Matthew Doscher, MD, FACS; Bryan G Beutel, MD; Andrew Lovy, MD; Brandon Alba, MD, MPH; Charles Melone, MD, FACS, FAOA


ePlasty. 2022;22(e25) 

In This Article

Methods and Materials

A retrospective review was conducted of all consecutive patients who underwent surgical excision of tophaceous deposits from the upper extremity. All patients had an established diagnosis of gout and had been treated with urate-lowering medication. All tophi were substantive in size and were causing notable digital joint dysfunction with variable skin ulcerations.

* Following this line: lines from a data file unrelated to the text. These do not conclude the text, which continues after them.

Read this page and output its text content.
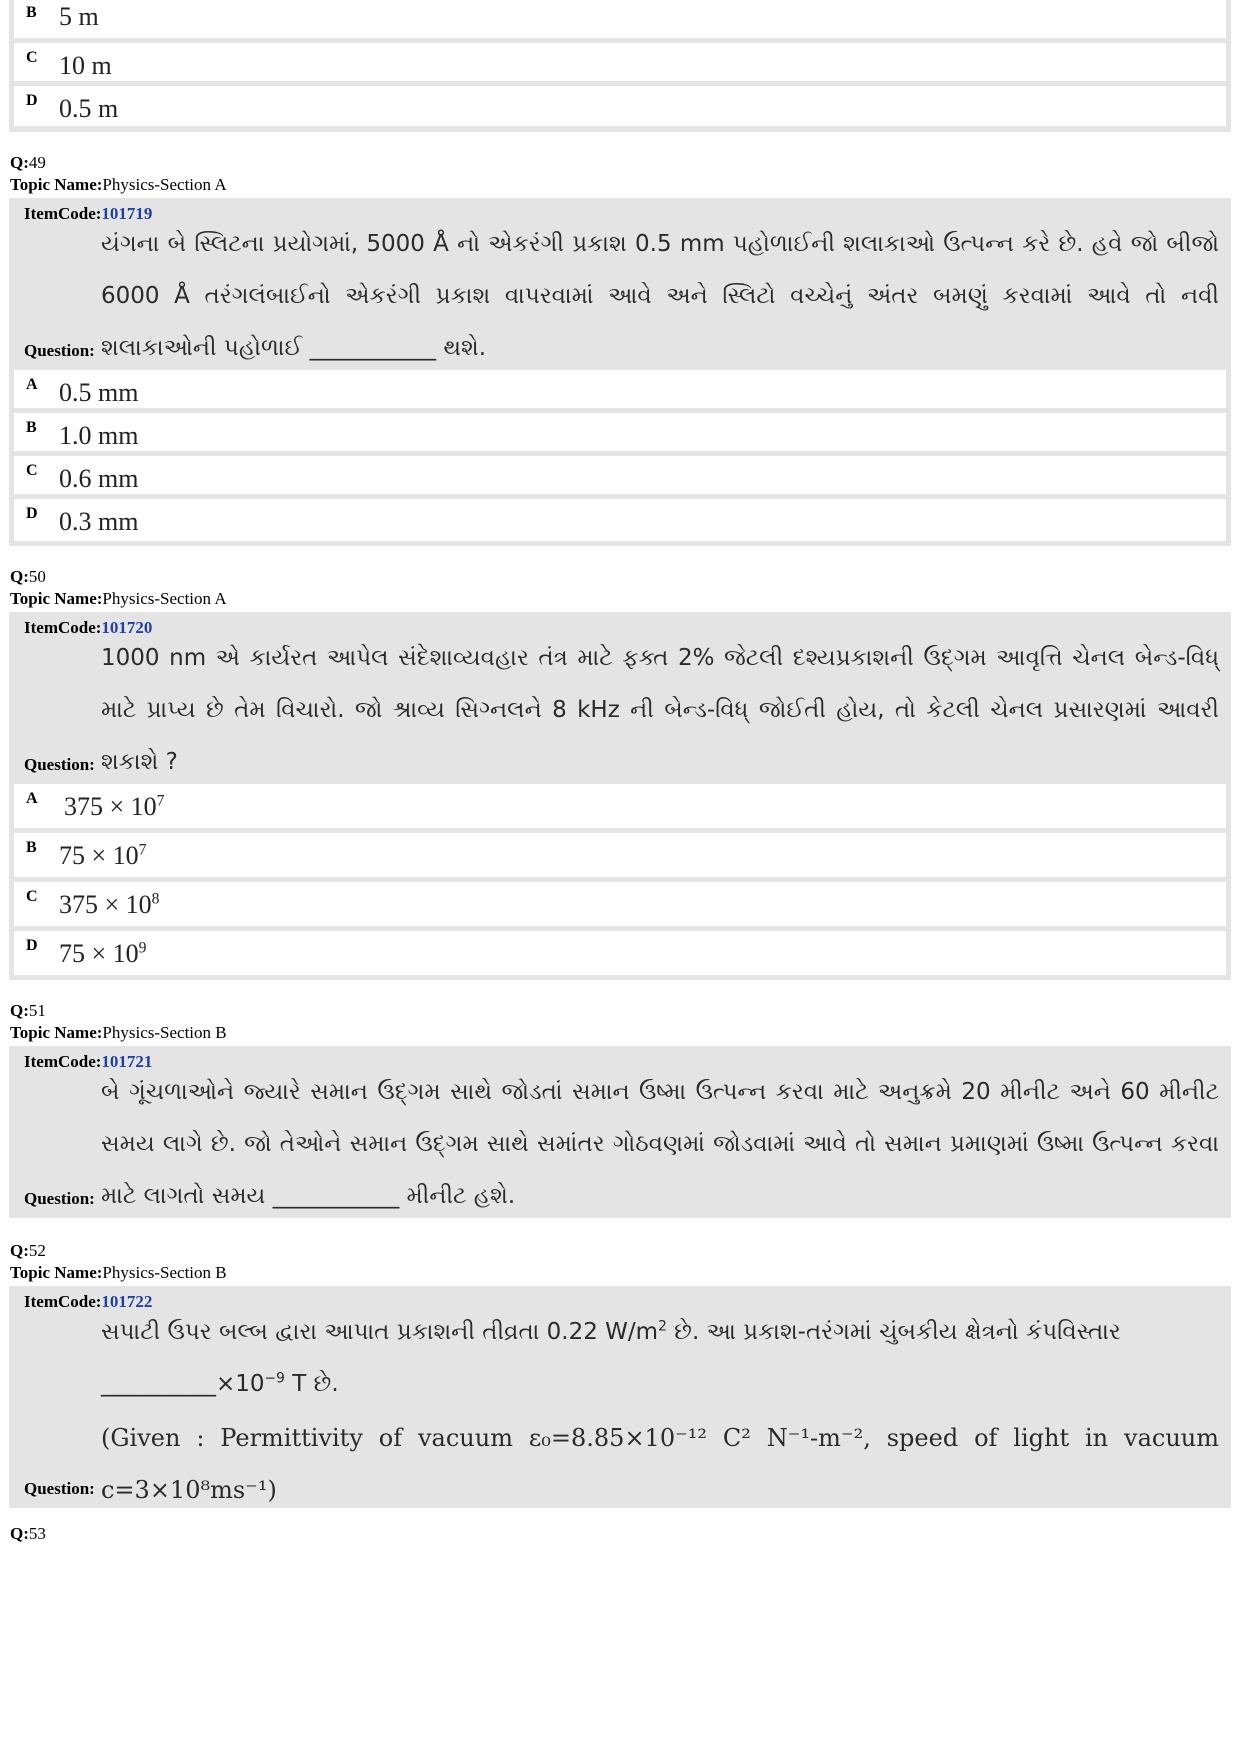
B 5 m
C 10 m
D 0.5 m
Q:49
Topic Name:Physics-Section A
ItemCode:101719
યંગના બે સ્લિટના પ્રયોગમાં, 5000 Å નો એકરંગી પ્રકાશ 0.5 mm પહોળાઈની શલાકાઓ ઉત્પન્ન કરે છે. હવે જો બીજો 6000 Å તરંગલંબાઈનો એકરંગી પ્રકાશ વાપરવામાં આવે અને સ્લિટો વચ્ચેનું અંતર બમણું કરવામાં આવે તો નવી શલાકાઓની પહોળાઈ ___________ થશે.
Question:
A 0.5 mm
B 1.0 mm
C 0.6 mm
D 0.3 mm
Q:50
Topic Name:Physics-Section A
ItemCode:101720
1000 nm એ કાર્યરત આપેલ સંદેશાવ્યવહાર તંત્ર માટે ફક્ત 2% જેટલી દશ્યપ્રકાશની ઉદ્ગમ આવૃત્તિ ચેનલ બેન્ડ-વિધ્ માટે પ્રાપ્ય છે તેમ વિચારો. જો શ્રાવ્ય સિગ્નલને 8 kHz ની બેન્ડ-વિધ્ જોઈતી હોય, તો કેટલી ચેનલ પ્રસારણમાં આવરી શકાશે ?
Question:
A $375 \times 10^7$
B $75 \times 10^7$
C $375 \times 10^8$
D $75 \times 10^9$
Q:51
Topic Name:Physics-Section B
ItemCode:101721
બે ગૂંચળાઓને જ્યારે સમાન ઉદ્ગમ સાથે જોડતાં સમાન ઉષ્મા ઉત્પન્ન કરવા માટે અનુક્રમે 20 મીનીટ અને 60 મીનીટ સમય લાગે છે. જો તેઓને સમાન ઉદ્ગમ સાથે સમાંતર ગોઠવણમાં જોડવામાં આવે તો સમાન પ્રમાણમાં ઉષ્મા ઉત્પન્ન કરવા માટે લાગતો સમય ___________ મીનીટ હશે.
Question:
Q:52
Topic Name:Physics-Section B
ItemCode:101722
સપાટી ઉપર બલ્બ દ્વારા આપાત પ્રકાશની તીવ્રતા 0.22 $W/m^2$ છે. આ પ્રકાશ-તરંગમાં ચુંબકીય ક્ષેત્રનો કંપવિસ્તાર
$\_\_\_\_\_\_\_\_\_\_\times 10^{-9}$ T છે.
(Given : Permittivity of vacuum ε₀=8.85×10⁻¹² C² N⁻¹-m⁻², speed of light in vacuum c=3×10⁸ms⁻¹)
Question:
Q:53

The tophi were also a source of considerable disfigurement. In all cases, tophi were excised en masse and underlying tendons and joint capsules were curetted and repaired when necessary. Similarly, residual deposits in the overlying skin were either curetted or excised. Primary wound closure with local flap advancement was achieved in all cases. Postoperatively, the patients were typically evaluated in the office approximately 4 times within the first 2 weeks, during which time the surgical wounds were carefully assessed and cleaned with hydrogen peroxide, and the flaps were spread and drained of underlying hematoma (as needed) in order to maximize perfusion to facilitate healing.